On Wed, 2006-09-06 at 13:46 -0400, Jonathan Vanasco wrote:
>       with 2 children running, I'm handling ~70 r/s @ concurrency 10-1000
>       4-8 children seems to be my point for diminishing marginal utility-  
> in that range, I'm handling ~100 r/s @ concurrency 10-1000 ; and the  
> numbers don't really change no matter how many servers I toss at it.

That probably means you are limited by the database, like everyone else.

> granted, i'm also benching with ab, which is old and not very  
> reliable.

I like httperf for benchmarks.

> i'm fairly confident that a LARGE limiting factor is db interaction  
> and (b)locking.

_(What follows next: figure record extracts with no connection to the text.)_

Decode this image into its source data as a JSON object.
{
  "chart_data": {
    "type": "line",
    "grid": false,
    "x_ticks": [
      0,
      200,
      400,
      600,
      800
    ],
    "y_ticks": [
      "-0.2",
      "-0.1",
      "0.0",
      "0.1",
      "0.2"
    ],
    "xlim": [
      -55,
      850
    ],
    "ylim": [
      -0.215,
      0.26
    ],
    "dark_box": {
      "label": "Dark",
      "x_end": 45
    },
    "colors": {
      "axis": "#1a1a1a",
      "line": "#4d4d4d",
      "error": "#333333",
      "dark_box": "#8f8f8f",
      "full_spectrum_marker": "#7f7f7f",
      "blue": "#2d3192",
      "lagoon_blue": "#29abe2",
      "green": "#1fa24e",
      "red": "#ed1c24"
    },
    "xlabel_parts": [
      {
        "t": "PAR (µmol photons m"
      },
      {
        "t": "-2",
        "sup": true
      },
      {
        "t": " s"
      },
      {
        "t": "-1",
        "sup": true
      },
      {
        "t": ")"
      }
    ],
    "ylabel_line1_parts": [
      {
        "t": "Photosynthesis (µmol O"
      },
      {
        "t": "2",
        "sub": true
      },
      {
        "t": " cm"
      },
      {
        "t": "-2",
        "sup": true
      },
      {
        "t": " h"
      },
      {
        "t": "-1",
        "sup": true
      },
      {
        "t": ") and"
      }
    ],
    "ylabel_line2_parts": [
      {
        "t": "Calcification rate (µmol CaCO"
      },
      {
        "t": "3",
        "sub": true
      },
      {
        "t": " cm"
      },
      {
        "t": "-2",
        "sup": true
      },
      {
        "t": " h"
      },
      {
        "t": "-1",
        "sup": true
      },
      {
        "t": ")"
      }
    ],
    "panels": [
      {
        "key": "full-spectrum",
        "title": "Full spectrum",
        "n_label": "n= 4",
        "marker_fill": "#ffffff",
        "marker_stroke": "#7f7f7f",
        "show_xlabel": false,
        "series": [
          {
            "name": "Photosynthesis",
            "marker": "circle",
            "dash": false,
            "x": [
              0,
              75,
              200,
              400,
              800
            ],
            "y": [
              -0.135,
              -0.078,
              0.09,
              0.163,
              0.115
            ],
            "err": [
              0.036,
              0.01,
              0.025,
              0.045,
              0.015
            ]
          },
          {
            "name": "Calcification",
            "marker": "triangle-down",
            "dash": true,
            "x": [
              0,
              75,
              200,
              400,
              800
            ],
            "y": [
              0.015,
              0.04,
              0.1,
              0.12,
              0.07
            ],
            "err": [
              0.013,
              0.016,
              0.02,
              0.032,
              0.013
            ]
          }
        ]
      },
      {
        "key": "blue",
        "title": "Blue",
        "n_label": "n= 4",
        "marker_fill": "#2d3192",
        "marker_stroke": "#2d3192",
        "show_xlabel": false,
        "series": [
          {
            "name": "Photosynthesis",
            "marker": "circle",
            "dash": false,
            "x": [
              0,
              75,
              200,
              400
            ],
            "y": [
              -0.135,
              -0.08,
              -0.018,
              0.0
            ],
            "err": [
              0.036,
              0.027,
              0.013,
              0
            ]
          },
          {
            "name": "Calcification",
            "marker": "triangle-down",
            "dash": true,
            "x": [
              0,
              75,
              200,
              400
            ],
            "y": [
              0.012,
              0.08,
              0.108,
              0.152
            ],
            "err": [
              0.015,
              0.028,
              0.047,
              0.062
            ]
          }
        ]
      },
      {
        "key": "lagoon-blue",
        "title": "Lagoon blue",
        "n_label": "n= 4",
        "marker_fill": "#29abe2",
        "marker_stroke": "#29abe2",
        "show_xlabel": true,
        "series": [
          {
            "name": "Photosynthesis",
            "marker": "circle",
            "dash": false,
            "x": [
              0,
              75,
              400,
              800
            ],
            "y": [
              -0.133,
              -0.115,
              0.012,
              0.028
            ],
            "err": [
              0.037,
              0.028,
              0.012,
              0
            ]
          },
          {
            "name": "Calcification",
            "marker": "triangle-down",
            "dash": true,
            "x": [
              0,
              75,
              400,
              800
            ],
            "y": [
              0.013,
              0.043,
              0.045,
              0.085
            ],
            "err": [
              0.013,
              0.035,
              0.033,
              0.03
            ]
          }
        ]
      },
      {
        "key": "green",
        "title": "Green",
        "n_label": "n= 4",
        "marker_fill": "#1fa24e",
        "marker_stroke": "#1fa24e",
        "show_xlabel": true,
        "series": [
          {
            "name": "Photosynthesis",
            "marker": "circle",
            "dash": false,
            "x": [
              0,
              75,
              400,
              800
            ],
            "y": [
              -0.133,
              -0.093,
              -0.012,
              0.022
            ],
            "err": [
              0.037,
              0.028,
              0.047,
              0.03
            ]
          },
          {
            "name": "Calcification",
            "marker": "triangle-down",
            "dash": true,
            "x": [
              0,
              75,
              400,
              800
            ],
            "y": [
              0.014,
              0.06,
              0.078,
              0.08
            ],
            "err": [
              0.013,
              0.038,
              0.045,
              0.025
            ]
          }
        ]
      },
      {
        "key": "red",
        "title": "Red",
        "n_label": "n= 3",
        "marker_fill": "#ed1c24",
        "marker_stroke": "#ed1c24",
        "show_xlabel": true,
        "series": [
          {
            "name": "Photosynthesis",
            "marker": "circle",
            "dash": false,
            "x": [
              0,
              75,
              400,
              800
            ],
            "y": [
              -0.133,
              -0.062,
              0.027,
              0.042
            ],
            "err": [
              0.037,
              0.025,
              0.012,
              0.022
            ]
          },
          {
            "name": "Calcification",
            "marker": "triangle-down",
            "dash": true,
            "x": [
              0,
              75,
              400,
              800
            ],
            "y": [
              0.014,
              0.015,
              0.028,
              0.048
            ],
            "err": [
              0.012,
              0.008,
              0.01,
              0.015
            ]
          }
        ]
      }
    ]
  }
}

And i know that the bulk of the request timing is  
> taken up in the DB or the DB/App ineraction layer.   I wouldn't be  
> surprised if I those numbers double , triple , and more with a nicely  
> clustered db structure.

You can usually increase your performance greatly just by tuning your
existing SQL and database.  Run Apache::DProf or the DBI profiler, find
out where the time is being spent, and work on it.  There are many
resources for database performance tuning.  Work on the actual queries
and schema structure, not on the database configuration.  You always get
more from the former than the latter.

> i'm just wondering what a target range for DB/Templated apps with  
> moderate page logic should be ( "hello world" < Moderate Logic <  
> "comprehensive statistical analysis" ) 

There ain't no such thing.  Once you fix the obvious architecture things
(by using mod_perl and running a reverse proxy), the performance of your
application depends entirely on what it's doing.  You can almost always
improve it by tweaking the code and database more based on profiling.